Não gostaria de ser repetitivo, meu prezado leitor, mas anote isso: na Espanha cerca de 42.000 vinícolas receberam 2 milhões de visitantes, gerando 50.000 empregos em 2014! Só o enoturismo recebeu quase 1/3 do total de visitantes ao Brasil em 2013! E para que você não tenha dúvida, a Espanha (como França e Itália), recebem cerca de 50 milhões de turistas por ano enquanto o Brasil está estacionado em oito milhões há mais de uma década! Mendoza, na Argentina, nosso vizinho, recebe mais de 1 milhão de visitantes por ano – e um dos grandes motivadores, além da neve, é a indústria vinícola.
Por isso ao entrevistar Ivane Fávero (na foto de abertura), ativa secretária de Turismo e Cultura de Garibaldi, cidade da serra gaúcha integrante da DO Vale dos Vinhedos, e que é também vice-presidente da Associação Internacional de Enoturismo (Aenotur) para a América Latina, fiquei feliz em perceber que ela também lamenta o isolamento: segundo ela, ”é chegada a hora de se constituir uma Associação de Cidades do Vinho no Brasil”. A Aenotur (logotipo acima) foi criada em maio de 2014 na Espanha com uma série de propostas, e atualmente conta com associados no Uruguai, Argentina, Italia, Portugal, França e Espanha; o Brasil participa com oito associados, entre os quais cinco municípios da serra gaúcha; todos os demais paises (exceto a Espanha) participam através de entidades que representam mais de 500 cidades, porque eles já aprenderam que somente a união faz a força.
A Aenotur pretende valorizar o enoturismo em relação a outros produtos turísticos em termos locais e internacionais – e somar esforços tendo uma associação de cidades produtoras de vinho poderia ajudar bastante no Brasil, porque no Brasil o enoturismo é invisivel para o poder público. E esta é outra percepção de Ivane Fávera (na foto abaixo com o presidente da entidade José Arruda Lopes e o prefeito de Garibaldi, Antonio Cettolin) revelada nesta entrevista exclusiva ao In Vino Viajas – veja a seguir.
Com quase 12 meses de existência quais os principais resultados práticos da Associação Internacional de Enoturismo (Aenotur)?

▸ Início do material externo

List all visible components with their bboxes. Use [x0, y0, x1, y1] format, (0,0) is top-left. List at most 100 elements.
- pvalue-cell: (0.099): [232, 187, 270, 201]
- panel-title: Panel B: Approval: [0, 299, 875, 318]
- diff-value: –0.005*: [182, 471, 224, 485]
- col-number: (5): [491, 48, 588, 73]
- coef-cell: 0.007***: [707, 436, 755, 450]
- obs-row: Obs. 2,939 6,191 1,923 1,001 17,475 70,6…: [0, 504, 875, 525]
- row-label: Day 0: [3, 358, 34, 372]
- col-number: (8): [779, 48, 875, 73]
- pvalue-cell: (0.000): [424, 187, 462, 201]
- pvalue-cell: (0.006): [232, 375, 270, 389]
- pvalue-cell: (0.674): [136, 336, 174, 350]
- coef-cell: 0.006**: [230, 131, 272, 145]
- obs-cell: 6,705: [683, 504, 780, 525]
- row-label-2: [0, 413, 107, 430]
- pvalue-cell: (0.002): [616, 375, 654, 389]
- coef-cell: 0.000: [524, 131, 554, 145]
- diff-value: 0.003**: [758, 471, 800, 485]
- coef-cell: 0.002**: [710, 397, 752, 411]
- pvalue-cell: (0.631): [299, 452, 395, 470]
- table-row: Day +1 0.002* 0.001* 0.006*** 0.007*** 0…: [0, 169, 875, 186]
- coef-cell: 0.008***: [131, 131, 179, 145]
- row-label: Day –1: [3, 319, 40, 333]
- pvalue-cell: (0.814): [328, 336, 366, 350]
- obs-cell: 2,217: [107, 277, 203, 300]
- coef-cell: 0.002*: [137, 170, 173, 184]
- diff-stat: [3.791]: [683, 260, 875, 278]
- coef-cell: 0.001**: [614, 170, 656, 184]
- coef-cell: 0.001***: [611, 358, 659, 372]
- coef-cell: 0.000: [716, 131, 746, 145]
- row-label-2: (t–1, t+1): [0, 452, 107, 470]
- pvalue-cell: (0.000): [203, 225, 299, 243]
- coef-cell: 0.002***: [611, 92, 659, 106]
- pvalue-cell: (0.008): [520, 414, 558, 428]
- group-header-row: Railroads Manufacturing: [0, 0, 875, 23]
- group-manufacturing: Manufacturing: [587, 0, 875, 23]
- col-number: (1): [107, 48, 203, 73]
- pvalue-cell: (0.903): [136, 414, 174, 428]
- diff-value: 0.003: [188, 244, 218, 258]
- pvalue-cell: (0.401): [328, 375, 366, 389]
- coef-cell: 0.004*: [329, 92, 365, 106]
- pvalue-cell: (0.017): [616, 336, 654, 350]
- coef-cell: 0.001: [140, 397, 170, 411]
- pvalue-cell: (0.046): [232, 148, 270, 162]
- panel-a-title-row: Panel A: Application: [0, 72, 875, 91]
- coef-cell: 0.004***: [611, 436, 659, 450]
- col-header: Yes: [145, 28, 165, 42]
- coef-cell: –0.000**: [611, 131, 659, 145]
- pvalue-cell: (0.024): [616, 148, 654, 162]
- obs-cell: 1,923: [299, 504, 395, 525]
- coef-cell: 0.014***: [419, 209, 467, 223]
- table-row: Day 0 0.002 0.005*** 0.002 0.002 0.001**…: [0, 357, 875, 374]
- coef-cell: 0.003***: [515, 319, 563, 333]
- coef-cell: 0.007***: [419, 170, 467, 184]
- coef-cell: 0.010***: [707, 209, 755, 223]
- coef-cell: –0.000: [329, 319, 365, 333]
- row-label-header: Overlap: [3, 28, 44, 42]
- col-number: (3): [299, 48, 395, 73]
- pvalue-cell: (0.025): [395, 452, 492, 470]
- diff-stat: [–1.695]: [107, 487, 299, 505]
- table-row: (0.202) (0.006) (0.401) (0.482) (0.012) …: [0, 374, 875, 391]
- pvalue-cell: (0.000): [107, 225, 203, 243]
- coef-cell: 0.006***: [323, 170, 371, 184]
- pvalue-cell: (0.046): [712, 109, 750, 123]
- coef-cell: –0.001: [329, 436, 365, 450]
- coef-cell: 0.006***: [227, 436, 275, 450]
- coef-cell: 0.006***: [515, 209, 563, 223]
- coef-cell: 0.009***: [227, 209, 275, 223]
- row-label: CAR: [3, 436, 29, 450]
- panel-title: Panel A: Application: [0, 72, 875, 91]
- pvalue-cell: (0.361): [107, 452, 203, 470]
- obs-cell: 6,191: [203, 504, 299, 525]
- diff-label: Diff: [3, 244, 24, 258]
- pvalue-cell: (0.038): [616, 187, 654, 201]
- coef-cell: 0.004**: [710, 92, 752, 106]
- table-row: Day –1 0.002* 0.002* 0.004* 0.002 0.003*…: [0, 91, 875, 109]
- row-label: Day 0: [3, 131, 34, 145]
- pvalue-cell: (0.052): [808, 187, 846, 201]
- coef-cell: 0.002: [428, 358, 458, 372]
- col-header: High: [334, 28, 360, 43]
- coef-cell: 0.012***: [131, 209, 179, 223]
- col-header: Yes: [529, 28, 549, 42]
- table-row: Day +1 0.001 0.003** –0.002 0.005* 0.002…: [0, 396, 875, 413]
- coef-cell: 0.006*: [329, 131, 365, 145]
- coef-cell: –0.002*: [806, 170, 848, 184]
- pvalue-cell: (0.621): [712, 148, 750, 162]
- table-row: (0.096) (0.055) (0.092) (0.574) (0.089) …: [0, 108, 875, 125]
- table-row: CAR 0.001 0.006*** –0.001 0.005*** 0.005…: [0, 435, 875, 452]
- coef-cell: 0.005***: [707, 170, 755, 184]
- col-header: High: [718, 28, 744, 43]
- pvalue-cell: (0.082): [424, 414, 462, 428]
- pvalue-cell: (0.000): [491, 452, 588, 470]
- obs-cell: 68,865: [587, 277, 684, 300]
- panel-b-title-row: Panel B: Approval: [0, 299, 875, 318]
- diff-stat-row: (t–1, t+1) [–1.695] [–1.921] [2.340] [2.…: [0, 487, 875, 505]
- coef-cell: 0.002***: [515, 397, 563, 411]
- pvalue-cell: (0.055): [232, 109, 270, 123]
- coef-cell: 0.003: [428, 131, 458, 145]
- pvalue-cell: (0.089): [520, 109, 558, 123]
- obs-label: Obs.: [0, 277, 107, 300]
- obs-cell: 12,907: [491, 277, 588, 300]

Fávera: “A Aenotur já conta com 14 associados em 7 países, que representam mais de 500 “cidades do vinho” e associações de rotas do vinho. Assim, neste primeiro ano, nosso trabalhou focou-se na estruturação da Aenotur, com a busca de associados, a estruturação do Portal oficial de Aenotur na Rede Web e um portal – www.winedestiny.com – que numa primeira fase será um Blog e, posteriormente, o portal internacional do enoturismo. Ademais se tem trabalhado na criação da Classificação Internacional de Enoturismo, que incluirá cidades, destinos e rotas do vinho para facilitar ao interessado no enoturismo a escolha do lugar a visitar e ajudar as cidades a desenvolverem uma oferta de serviços e produtos internacionais. Também se trabalhou na criação da identidade da própria associação. Para os próximos anos, deveremos ampliar o número de países/municípios associados.”
Como estão os planos para a implantação anunciada de uma Escola Internacional de Turismo?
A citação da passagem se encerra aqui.